Dolly Parton's First Record Label Wanted Her to Ditch Country Music to Be a Rock Star
"They thought I might have a better chance in rock 'n' roll," recalled Parton.
Dolly Parton, Queen of...Rock and Roll? While it's hard to imagine Dolly Parton as anything else other than the Queen of Country music, if her first record label, Monument Records, had gotten their way, she could have very well been climbing the rock charts instead of blossoming into the country music icon we all cherish so dearly.
Indeed, we were quite surprised to learn her career could have gone in a very different direction, as The Cheat Sheet reported. When recording with Monument Records, Parton told WNYC's "Dolly Parton's America" host Jad Abumrad that her label felt her voice was too high and might not be a good fit for the country music genre. (Heavens to Betsy are we biting our tongues over that one.) "It sounded like people thought it was childish, so they thought I might have a better chance in rock 'n' roll," Parton recalled of the criticism she received. Clearly, the fates had other plans and Parton would go on to be one of country music's brightest stars.

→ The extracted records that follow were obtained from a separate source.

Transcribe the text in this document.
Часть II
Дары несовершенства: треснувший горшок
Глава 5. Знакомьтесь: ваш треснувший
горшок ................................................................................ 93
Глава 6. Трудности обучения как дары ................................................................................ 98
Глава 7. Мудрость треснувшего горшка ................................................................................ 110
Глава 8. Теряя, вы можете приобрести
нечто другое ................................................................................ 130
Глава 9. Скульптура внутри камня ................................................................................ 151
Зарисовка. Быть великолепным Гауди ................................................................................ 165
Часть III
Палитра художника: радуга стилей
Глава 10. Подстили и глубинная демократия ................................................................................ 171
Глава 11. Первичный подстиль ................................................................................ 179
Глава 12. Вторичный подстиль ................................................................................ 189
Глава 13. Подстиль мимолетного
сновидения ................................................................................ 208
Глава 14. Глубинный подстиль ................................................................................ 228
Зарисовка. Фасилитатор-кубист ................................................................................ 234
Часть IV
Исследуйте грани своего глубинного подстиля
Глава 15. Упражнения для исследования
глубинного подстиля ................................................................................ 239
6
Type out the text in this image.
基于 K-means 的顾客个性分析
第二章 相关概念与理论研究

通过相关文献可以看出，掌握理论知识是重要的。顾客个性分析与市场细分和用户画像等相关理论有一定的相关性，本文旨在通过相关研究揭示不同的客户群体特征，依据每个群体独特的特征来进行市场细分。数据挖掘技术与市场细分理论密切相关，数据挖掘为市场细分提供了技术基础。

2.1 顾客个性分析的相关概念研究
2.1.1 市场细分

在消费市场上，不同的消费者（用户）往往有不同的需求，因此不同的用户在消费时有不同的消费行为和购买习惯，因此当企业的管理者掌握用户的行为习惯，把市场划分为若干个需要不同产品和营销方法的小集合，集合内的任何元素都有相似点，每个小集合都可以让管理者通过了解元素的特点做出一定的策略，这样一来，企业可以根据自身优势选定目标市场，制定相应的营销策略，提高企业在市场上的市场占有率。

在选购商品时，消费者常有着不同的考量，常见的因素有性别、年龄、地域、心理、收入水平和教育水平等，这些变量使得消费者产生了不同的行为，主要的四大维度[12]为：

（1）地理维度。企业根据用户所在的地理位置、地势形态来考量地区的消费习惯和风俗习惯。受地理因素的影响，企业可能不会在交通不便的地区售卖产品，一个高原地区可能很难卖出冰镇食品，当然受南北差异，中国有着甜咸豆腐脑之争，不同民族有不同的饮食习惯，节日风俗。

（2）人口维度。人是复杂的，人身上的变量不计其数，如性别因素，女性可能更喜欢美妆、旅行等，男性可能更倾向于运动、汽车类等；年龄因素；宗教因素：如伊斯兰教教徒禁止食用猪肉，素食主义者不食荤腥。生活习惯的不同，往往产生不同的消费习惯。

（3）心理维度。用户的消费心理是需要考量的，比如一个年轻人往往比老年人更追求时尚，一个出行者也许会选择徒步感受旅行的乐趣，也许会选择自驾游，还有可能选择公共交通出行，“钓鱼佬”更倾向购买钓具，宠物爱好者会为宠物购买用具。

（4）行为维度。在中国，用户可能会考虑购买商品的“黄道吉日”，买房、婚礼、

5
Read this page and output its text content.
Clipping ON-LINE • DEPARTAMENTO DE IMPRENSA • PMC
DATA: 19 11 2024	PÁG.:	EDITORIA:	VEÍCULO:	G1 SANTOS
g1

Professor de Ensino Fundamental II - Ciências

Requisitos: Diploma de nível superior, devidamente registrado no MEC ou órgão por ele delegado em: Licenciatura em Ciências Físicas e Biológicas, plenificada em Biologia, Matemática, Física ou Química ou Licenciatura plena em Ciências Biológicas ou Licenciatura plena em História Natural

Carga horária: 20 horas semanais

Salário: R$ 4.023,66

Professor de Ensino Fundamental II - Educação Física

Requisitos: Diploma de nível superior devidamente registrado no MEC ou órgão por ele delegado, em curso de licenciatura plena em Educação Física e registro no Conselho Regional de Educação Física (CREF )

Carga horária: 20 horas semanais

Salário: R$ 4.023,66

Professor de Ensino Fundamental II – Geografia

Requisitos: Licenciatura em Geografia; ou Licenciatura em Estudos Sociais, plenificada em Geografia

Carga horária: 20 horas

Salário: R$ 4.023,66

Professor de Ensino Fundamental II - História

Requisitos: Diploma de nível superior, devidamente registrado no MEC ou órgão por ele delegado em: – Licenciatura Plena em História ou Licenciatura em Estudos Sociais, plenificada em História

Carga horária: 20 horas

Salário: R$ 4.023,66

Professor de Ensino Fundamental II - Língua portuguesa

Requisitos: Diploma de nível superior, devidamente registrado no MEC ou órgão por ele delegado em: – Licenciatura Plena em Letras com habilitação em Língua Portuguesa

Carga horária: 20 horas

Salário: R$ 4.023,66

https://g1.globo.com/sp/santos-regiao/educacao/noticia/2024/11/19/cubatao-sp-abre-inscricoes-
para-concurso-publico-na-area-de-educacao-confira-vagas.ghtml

Another interesting tidbit? Fred Foster, owner of Combine Music and Monument Records, thought Parton was destined for the silver screen. "I told Dolly, she would be a gigantic movie star someday. And she said, 'I think you have lost your mind.' Then I said, 'I didn't have much to lose anyway Dolly, it's okay,'" as shared on DollyParton.com. While she may be best known for her singing, considering Parton's roles in films ranging from 9 to 5 and Steel Magnolias to 'Joyful Noise and Dolly Parton's Christmas on the Square, she's certainly had her fair share of film roles, too.
Do you think any of Parton's songs have a rock-and-roll edge to them? We think she's 100% Smoky Mountain Songbird, country to the bone — and that's just the way we like it.